Title: Echoes of a Native Land: Two Centuries of a ...

Publisher: Alfred A. Knopf, New York, NY

Publication Date: 1997

Binding: Hardcover

Signed: Signed by Author(s)

Edition: 1st Edition

About this title

Synopsis:

Tracing the lives of his Russian forebears, Serge Schmemann, Pulitzer Prize-winning foreign correspondent for the New York Times, tells a remarkable story that spans the past two hundred years of Russian history.

First, he draws on a family archive rich in pictorial as well as documentary treasure to bring us into the prerevolutionary life of the village of Sergiyevskoye (now called Koltsovo), where the spacious estate of his mother's family was the seat of a manor house as vast and imposing as a grand hotel.

In this village, on this estate--ringed with orchards, traversed by endless paths through linden groves, overseen by a towering brick church, and bordered by a sparkling-clear river--we live through the cycle of a year: the springtime mud, summertime card parties, winter nights of music and good talk in a haven safe from the bitter cold and ever-present snow. Family recollections of life a century ago summon up an aura of devotion to tsar and church. The unjust, benevolent, complicated, and ultimately doomed relationship between master and peasants--leading to growing unrest, then to civil war--is subtly captured.

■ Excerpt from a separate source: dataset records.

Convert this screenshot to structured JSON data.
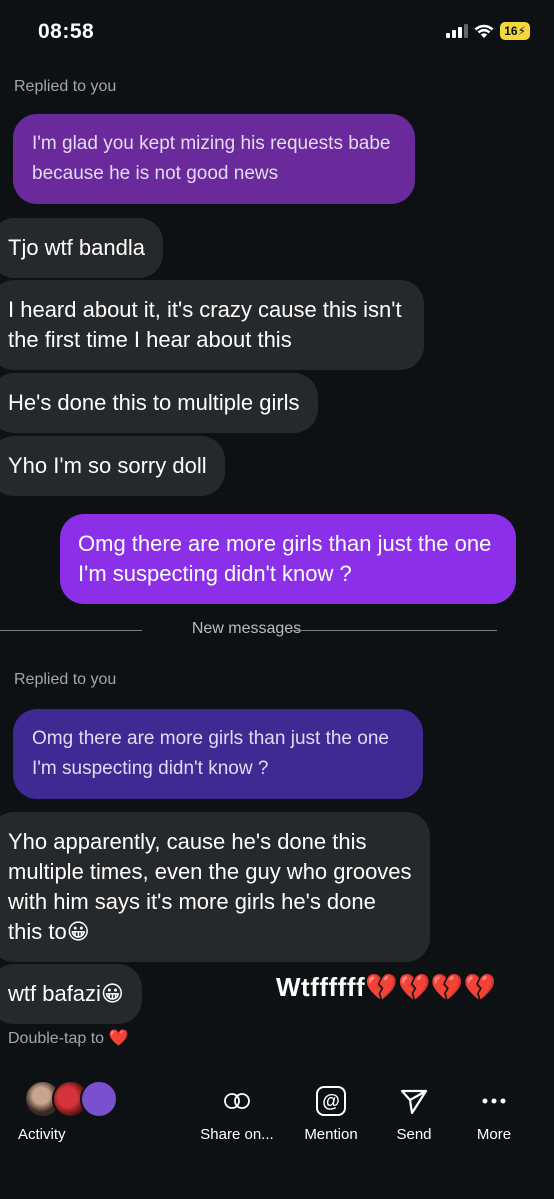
{
  "status_bar": {
    "time": "08:58",
    "battery": "16"
  },
  "chat": {
    "replied_label_1": "Replied to you",
    "quoted_1": "I'm glad you kept mizing his requests babe because he is not good news",
    "messages_1": [
      "Tjo wtf bandla",
      "I heard about it, it's crazy cause this isn't the first time I hear about this",
      "He's done this to multiple girls",
      "Yho I'm so sorry doll"
    ],
    "sent_message": "Omg there are more girls than just the one I'm suspecting didn't know ?",
    "divider": "New messages",
    "replied_label_2": "Replied to you",
    "quoted_2": "Omg there are more girls than just the one I'm suspecting didn't know ?",
    "long_message": "Yho apparently, cause he's done this multiple times, even the guy who grooves with him says it's more girls he's done this to😀",
    "short_message": "wtf bafazi😀",
    "overlay_text": "Wtffffff💔💔💔💔",
    "double_tap_hint": "Double-tap to ❤️"
  },
  "toolbar": {
    "activity": "Activity",
    "share": "Share on...",
    "mention": "Mention",
    "send": "Send",
    "more": "More"
  },
  "colors": {
    "background": "#0d1114",
    "received_bubble": "#26292c",
    "quoted_bubble_1": "#6a2a9c",
    "quoted_bubble_2": "#3f2a93",
    "sent_bubble": "#8b30e8"
  }
}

Diary entries record the social breakdown step by step: grievances going unresolved, the government foundering, the status quo of rural life overcome by revolutionary fervor. Soon we see the estate brutally collectivized, the church torn apart brick by brick, the manor house burned to the ground. Some of the family are killed in the fighting; others escape into exile; one writes to his kin for the last time from the Gulag.

The Soviet era is experienced as a time of privation, suffering, and lost illusions. The Nazi occupation inspires valorous resistance, but at great cost. Eventually all that remains of Sergiyevskoye is an impoverished collective.

Without idealizing the tsarist past or wholly damning the regime that followed, Schmemann searches for a lost heritage as he shows how Communism thwarted aspiration and initiative. Above all, however, his book provides for us a deeply felt evocation of the long-ago life of a corner of Russia that is even now movingly beautiful despite the ravages of history and time.

Review:

Russia is a land of far-flung villages, even though most of its history has been made in the cities. In this affecting narrative, New York Times correspondent Serge Schmemann returns to his ancestral village of Koltsovo, 90 miles south of Moscow, to plumb the histories of both his forebears and the country. Drawing on a range of archival material, Schmemann offers a narrative as packed with names, incidents, and memories as any Tolstoy novel. His search for roots yields a compassionate portrait of a nation in difficult times that is full of details about daily life.